Oh, by the way, I can tell you first hand that emotional longer affairs are VERY VERY VERY painful. My H has had longer term of both EA and PA. VERY VERY painful. I wouldn't in anyway try to minimize a one night stand, but trust me, knowing that the person you are closest too has shared their emotional closeness with someone else is awful.


----------



## PlainJoe (Jan 11, 2010)

stillINshock said:


> Oh, by the way, I can tell you first hand that emotional longer affairs are VERY VERY VERY painful. My H has had longer term of both EA and PA. VERY VERY painful. I wouldn't in anyway try to minimize a one night stand, but trust me, knowing that the person you are closest too has shared their emotional closeness with someone else is awful.
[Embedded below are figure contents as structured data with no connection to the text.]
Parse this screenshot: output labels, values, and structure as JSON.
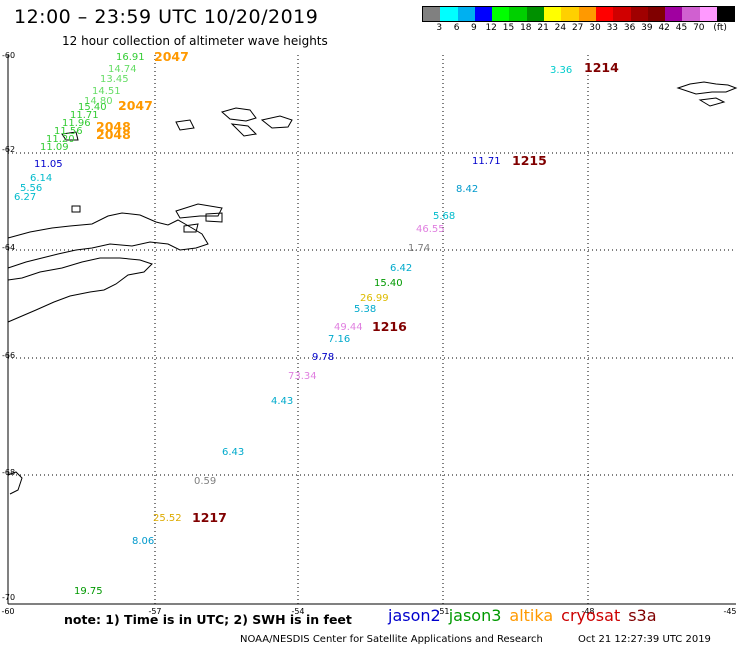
{
  "title": "12:00 – 23:59 UTC 10/20/2019",
  "subtitle": "12 hour collection of altimeter wave heights",
  "color_scale": {
    "colors": [
      "#808080",
      "#00ffff",
      "#00b0f0",
      "#0000ff",
      "#00ff00",
      "#00d000",
      "#009000",
      "#ffff00",
      "#ffd000",
      "#ff9900",
      "#ff0000",
      "#d00000",
      "#a00000",
      "#800000",
      "#a000a0",
      "#d060d0",
      "#ff99ff",
      "#000000"
    ],
    "labels": [
      "3",
      "6",
      "9",
      "12",
      "15",
      "18",
      "21",
      "24",
      "27",
      "30",
      "33",
      "36",
      "39",
      "42",
      "45",
      "70",
      "(ft)"
    ]
  },
  "axes": {
    "lat_labels": [
      "-60",
      "-62",
      "-64",
      "-66",
      "-68",
      "-70"
    ],
    "lon_labels": [
      "-60",
      "-57",
      "-54",
      "-51",
      "-48",
      "-45"
    ]
  },
  "observations": [
    {
      "text": "16.91",
      "color": "#33cc33"
    },
    {
      "text": "14.74",
      "color": "#66dd66"
    },
    {
      "text": "13.45",
      "color": "#66dd66"
    },
    {
      "text": "14.51",
      "color": "#66dd66"
    },
    {
      "text": "14.80",
      "color": "#66dd66"
    },
    {
      "text": "15.40",
      "color": "#33cc33"
    },
    {
      "text": "11.71",
      "color": "#33cc33"
    },
    {
      "text": "11.96",
      "color": "#33cc33"
    },
    {
      "text": "11.56",
      "color": "#33cc33"
    },
    {
      "text": "11.20",
      "color": "#33cc33"
    },
    {
      "text": "11.09",
      "color": "#33cc33"
    },
    {
      "text": "11.05",
      "color": "#0000cc"
    },
    {
      "text": "6.14",
      "color": "#00bbcc"
    },
    {
      "text": "5.56",
      "color": "#00bbcc"
    },
    {
      "text": "6.27",
      "color": "#00bbcc"
    },
    {
      "text": "3.36",
      "color": "#00cccc"
    },
    {
      "text": "11.71",
      "color": "#0000cc"
    },
    {
      "text": "8.42",
      "color": "#0099cc"
    },
    {
      "text": "5.68",
      "color": "#00bbcc"
    },
    {
      "text": "46.55",
      "color": "#e080e0"
    },
    {
      "text": "1.74",
      "color": "#808080"
    },
    {
      "text": "6.42",
      "color": "#00aacc"
    },
    {
      "text": "15.40",
      "color": "#009900"
    },
    {
      "text": "26.99",
      "color": "#ddbb00"
    },
    {
      "text": "5.38",
      "color": "#00aacc"
    },
    {
      "text": "49.44",
      "color": "#e080e0"
    },
    {
      "text": "7.16",
      "color": "#00aacc"
    },
    {
      "text": "9.78",
      "color": "#0000cc"
    },
    {
      "text": "73.34",
      "color": "#e080e0"
    },
    {
      "text": "4.43",
      "color": "#00aacc"
    },
    {
      "text": "6.43",
      "color": "#00aacc"
    },
    {
      "text": "0.59",
      "color": "#808080"
    },
    {
      "text": "25.52",
      "color": "#ddaa00"
    },
    {
      "text": "8.06",
      "color": "#0099cc"
    },
    {
      "text": "19.75",
      "color": "#009900"
    }
  ],
  "passes": [
    {
      "text": "2047",
      "color": "#ff9900"
    },
    {
      "text": "2047",
      "color": "#ff9900"
    },
    {
      "text": "2048",
      "color": "#ff9900"
    },
    {
      "text": "2048",
      "color": "#ff9900"
    },
    {
      "text": "1214",
      "color": "#800000"
    },
    {
      "text": "1215",
      "color": "#800000"
    },
    {
      "text": "1216",
      "color": "#800000"
    },
    {
      "text": "1217",
      "color": "#800000"
    }
  ],
  "note": "note: 1) Time is in UTC; 2) SWH is in feet",
  "legend": [
    {
      "label": "jason2",
      "color": "#0000cc"
    },
    {
      "label": "jason3",
      "color": "#009900"
    },
    {
      "label": "altika",
      "color": "#ff9900"
    },
    {
      "label": "cryosat",
      "color": "#cc0000"
    },
    {
      "label": "s3a",
      "color": "#800000"
    }
  ],
  "credit": "NOAA/NESDIS Center for Satellite Applications and Research",
  "timestamp": "Oct 21 12:27:39 UTC 2019"
}
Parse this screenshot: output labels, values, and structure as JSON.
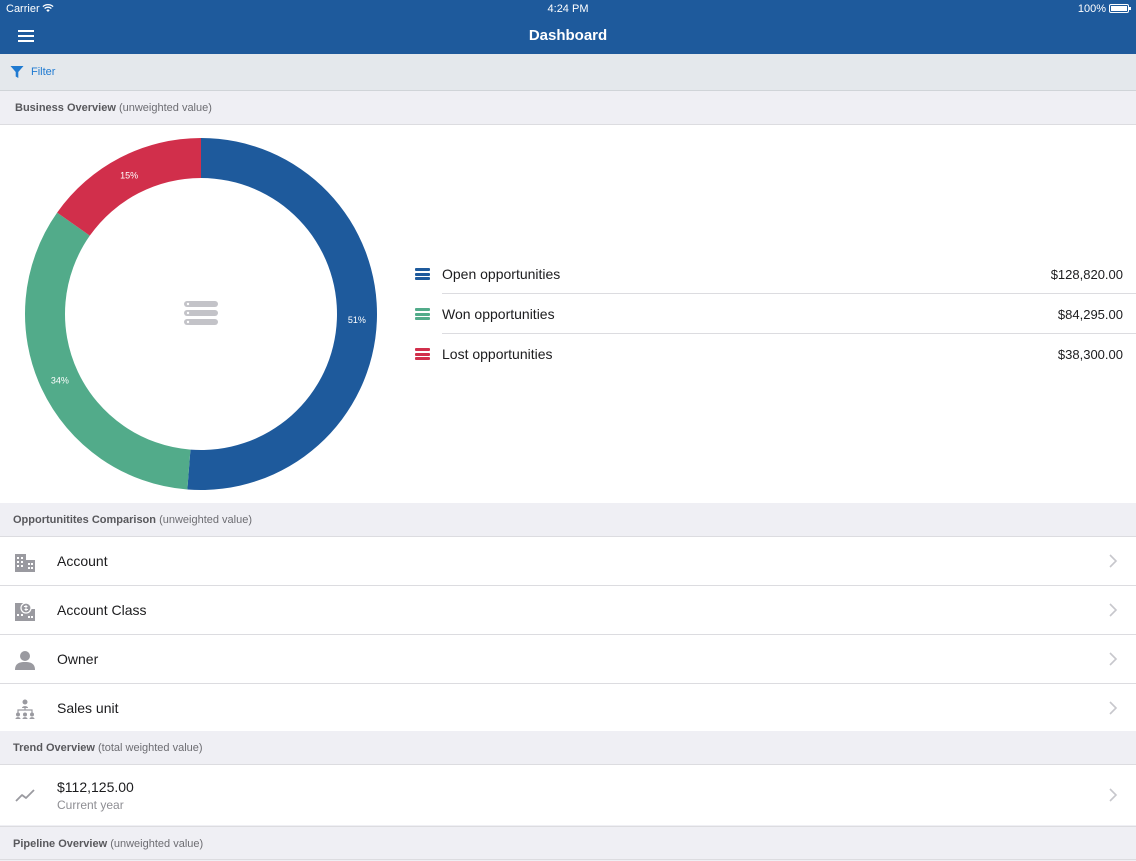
{
  "status_bar": {
    "carrier": "Carrier",
    "time": "4:24 PM",
    "battery": "100%"
  },
  "nav": {
    "title": "Dashboard"
  },
  "filter": {
    "label": "Filter"
  },
  "business_overview": {
    "header_title": "Business Overview",
    "header_note": "(unweighted value)",
    "legend": [
      {
        "label": "Open opportunities",
        "value": "$128,820.00",
        "color": "#1e5a9c"
      },
      {
        "label": "Won opportunities",
        "value": "$84,295.00",
        "color": "#52ab8a"
      },
      {
        "label": "Lost opportunities",
        "value": "$38,300.00",
        "color": "#d12f4b"
      }
    ]
  },
  "chart_data": {
    "type": "pie",
    "categories": [
      "Open opportunities",
      "Won opportunities",
      "Lost opportunities"
    ],
    "values": [
      128820,
      84295,
      38300
    ],
    "labels": [
      "51%",
      "34%",
      "15%"
    ],
    "colors": [
      "#1e5a9c",
      "#52ab8a",
      "#d12f4b"
    ],
    "donut": true
  },
  "comparison": {
    "header_title": "Opportunitites Comparison",
    "header_note": "(unweighted value)",
    "items": [
      {
        "label": "Account",
        "icon": "building-icon"
      },
      {
        "label": "Account Class",
        "icon": "account-class-icon"
      },
      {
        "label": "Owner",
        "icon": "person-icon"
      },
      {
        "label": "Sales unit",
        "icon": "org-chart-icon"
      }
    ]
  },
  "trend": {
    "header_title": "Trend Overview",
    "header_note": "(total weighted value)",
    "amount": "$112,125.00",
    "period": "Current year"
  },
  "pipeline": {
    "header_title": "Pipeline Overview",
    "header_note": "(unweighted value)"
  }
}
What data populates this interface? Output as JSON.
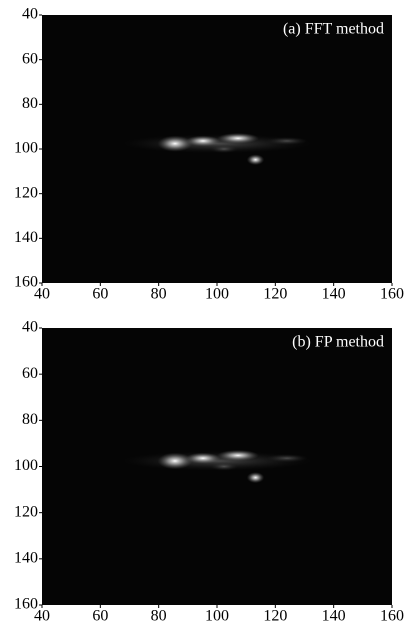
{
  "chart_data": [
    {
      "type": "image",
      "annotation": "(a) FFT method",
      "xlim": [
        40,
        160
      ],
      "ylim": [
        40,
        160
      ],
      "y_reversed": true,
      "xticks": [
        40,
        60,
        80,
        100,
        120,
        140,
        160
      ],
      "yticks": [
        40,
        60,
        80,
        100,
        120,
        140,
        160
      ]
    },
    {
      "type": "image",
      "annotation": "(b) FP method",
      "xlim": [
        40,
        160
      ],
      "ylim": [
        40,
        160
      ],
      "y_reversed": true,
      "xticks": [
        40,
        60,
        80,
        100,
        120,
        140,
        160
      ],
      "yticks": [
        40,
        60,
        80,
        100,
        120,
        140,
        160
      ]
    }
  ]
}
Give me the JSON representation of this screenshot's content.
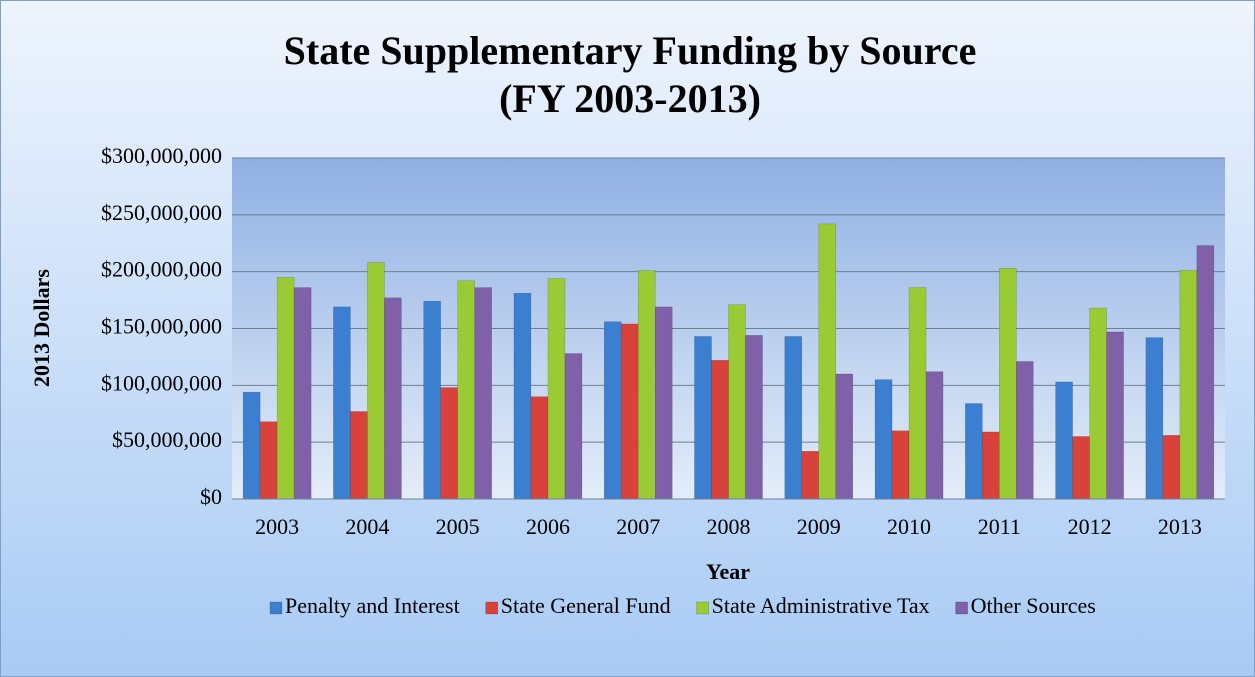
{
  "chart_data": {
    "type": "bar",
    "title": [
      "State Supplementary Funding by Source",
      "(FY 2003-2013)"
    ],
    "x_label": "Year",
    "y_label": "2013 Dollars",
    "categories": [
      "2003",
      "2004",
      "2005",
      "2006",
      "2007",
      "2008",
      "2009",
      "2010",
      "2011",
      "2012",
      "2013"
    ],
    "series": [
      {
        "name": "Penalty and Interest",
        "color": "#3b7fd1",
        "values": [
          94000000,
          169000000,
          174000000,
          181000000,
          156000000,
          143000000,
          143000000,
          105000000,
          84000000,
          103000000,
          142000000
        ]
      },
      {
        "name": "State General Fund",
        "color": "#d8423b",
        "values": [
          68000000,
          77000000,
          98000000,
          90000000,
          154000000,
          122000000,
          42000000,
          60000000,
          59000000,
          55000000,
          56000000
        ]
      },
      {
        "name": "State Administrative Tax",
        "color": "#9acb34",
        "values": [
          195000000,
          208000000,
          192000000,
          194000000,
          201000000,
          171000000,
          242000000,
          186000000,
          203000000,
          168000000,
          201000000
        ]
      },
      {
        "name": "Other Sources",
        "color": "#8060a8",
        "values": [
          186000000,
          177000000,
          186000000,
          128000000,
          169000000,
          144000000,
          110000000,
          112000000,
          121000000,
          147000000,
          223000000
        ]
      }
    ],
    "ylim": [
      0,
      300000000
    ],
    "yticks": [
      {
        "value": 0,
        "label": "$0"
      },
      {
        "value": 50000000,
        "label": "$50,000,000"
      },
      {
        "value": 100000000,
        "label": "$100,000,000"
      },
      {
        "value": 150000000,
        "label": "$150,000,000"
      },
      {
        "value": 200000000,
        "label": "$200,000,000"
      },
      {
        "value": 250000000,
        "label": "$250,000,000"
      },
      {
        "value": 300000000,
        "label": "$300,000,000"
      }
    ],
    "grid": true,
    "legend": "bottom"
  }
}
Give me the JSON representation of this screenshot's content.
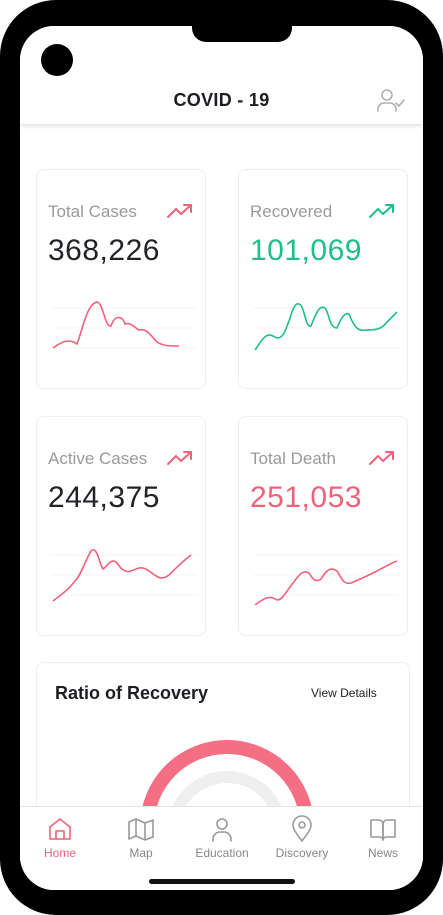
{
  "header": {
    "title": "COVID - 19",
    "profile_icon": "user-check-icon"
  },
  "cards": [
    {
      "label": "Total Cases",
      "value": "368,226",
      "value_color": "#222228",
      "trend_color": "#f0627a",
      "trend_icon": "trending-up-icon"
    },
    {
      "label": "Recovered",
      "value": "101,069",
      "value_color": "#1dbf8a",
      "trend_color": "#1dbf8a",
      "trend_icon": "trending-up-icon"
    },
    {
      "label": "Active Cases",
      "value": "244,375",
      "value_color": "#222228",
      "trend_color": "#f0627a",
      "trend_icon": "trending-up-icon"
    },
    {
      "label": "Total Death",
      "value": "251,053",
      "value_color": "#f0627a",
      "trend_color": "#f0627a",
      "trend_icon": "trending-up-icon"
    }
  ],
  "ratio": {
    "title": "Ratio of Recovery",
    "link": "View Details",
    "gauge_color": "#f46e84"
  },
  "tabs": [
    {
      "label": "Home",
      "icon": "home-icon",
      "active": true
    },
    {
      "label": "Map",
      "icon": "map-icon",
      "active": false
    },
    {
      "label": "Education",
      "icon": "user-icon",
      "active": false
    },
    {
      "label": "Discovery",
      "icon": "map-pin-icon",
      "active": false
    },
    {
      "label": "News",
      "icon": "book-open-icon",
      "active": false
    }
  ],
  "colors": {
    "accent_red": "#f0627a",
    "accent_green": "#1dbf8a"
  }
}
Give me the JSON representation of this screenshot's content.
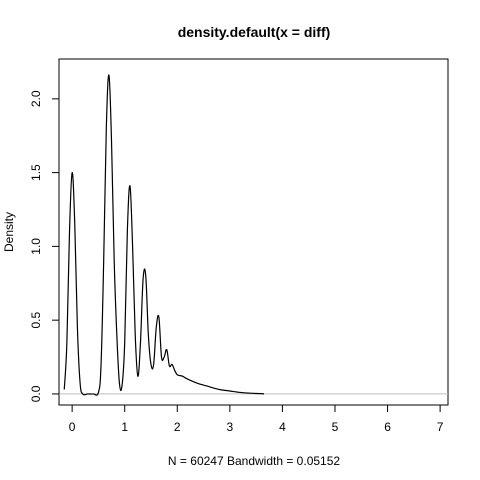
{
  "chart_data": {
    "type": "line",
    "title": "density.default(x = diff)",
    "xlabel": "N = 60247   Bandwidth = 0.05152",
    "ylabel": "Density",
    "xlim": [
      -0.25,
      7.15
    ],
    "ylim": [
      -0.075,
      2.27
    ],
    "x_ticks": [
      0,
      1,
      2,
      3,
      4,
      5,
      6,
      7
    ],
    "y_ticks": [
      0.0,
      0.5,
      1.0,
      1.5,
      2.0
    ],
    "x_tick_labels": [
      "0",
      "1",
      "2",
      "3",
      "4",
      "5",
      "6",
      "7"
    ],
    "y_tick_labels": [
      "0.0",
      "0.5",
      "1.0",
      "1.5",
      "2.0"
    ],
    "baseline_y": 0,
    "baseline_color": "#bebebe",
    "line_color": "#000000",
    "grid": false,
    "series": [
      {
        "x": [
          -0.15,
          -0.1,
          -0.05,
          0.0,
          0.05,
          0.1,
          0.15,
          0.2,
          0.3,
          0.4,
          0.5,
          0.55,
          0.6,
          0.65,
          0.7,
          0.75,
          0.8,
          0.85,
          0.9,
          0.95,
          1.0,
          1.05,
          1.1,
          1.15,
          1.2,
          1.25,
          1.3,
          1.35,
          1.4,
          1.45,
          1.5,
          1.55,
          1.6,
          1.65,
          1.7,
          1.75,
          1.8,
          1.85,
          1.9,
          1.95,
          2.0,
          2.1,
          2.2,
          2.4,
          2.6,
          2.8,
          3.0,
          3.2,
          3.4,
          3.6,
          3.65
        ],
        "y": [
          0.03,
          0.35,
          1.1,
          1.5,
          1.15,
          0.45,
          0.08,
          0.0,
          0.0,
          0.0,
          0.01,
          0.2,
          0.9,
          1.8,
          2.16,
          1.7,
          0.9,
          0.4,
          0.07,
          0.06,
          0.35,
          1.1,
          1.41,
          1.0,
          0.4,
          0.12,
          0.35,
          0.78,
          0.8,
          0.4,
          0.2,
          0.2,
          0.45,
          0.52,
          0.25,
          0.25,
          0.3,
          0.19,
          0.2,
          0.16,
          0.13,
          0.12,
          0.1,
          0.07,
          0.05,
          0.03,
          0.02,
          0.01,
          0.005,
          0.002,
          0.0
        ]
      }
    ]
  }
}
True. What bothers me with one night stands is that it did not take much effort on the other guy to get it going with my wife. It just proves that when I'm not there, she can do it at a drop of a hat, and still be nice and sweet to me when I see her. It bothers me everytime she's not with me...
_Posted via Mobile Device_


----------



## kalaina (Mar 29, 2010)

I am dealing with the one - one night stand. That is bad enough. I know you want someone to give you the straight answer of yes you should stay - or no you should go...no one will. 

I think that is the hardest part. You are in love but angry, so you don't know what to do or believe. Personally after the first one, it has been almost unbearably hard. However, she dumped two on you at one time. 

So, I don't know, I hope you can make a decision and stick to it. Think about yourself, and your strength. Good luck and remember your didn't deserve it.


----------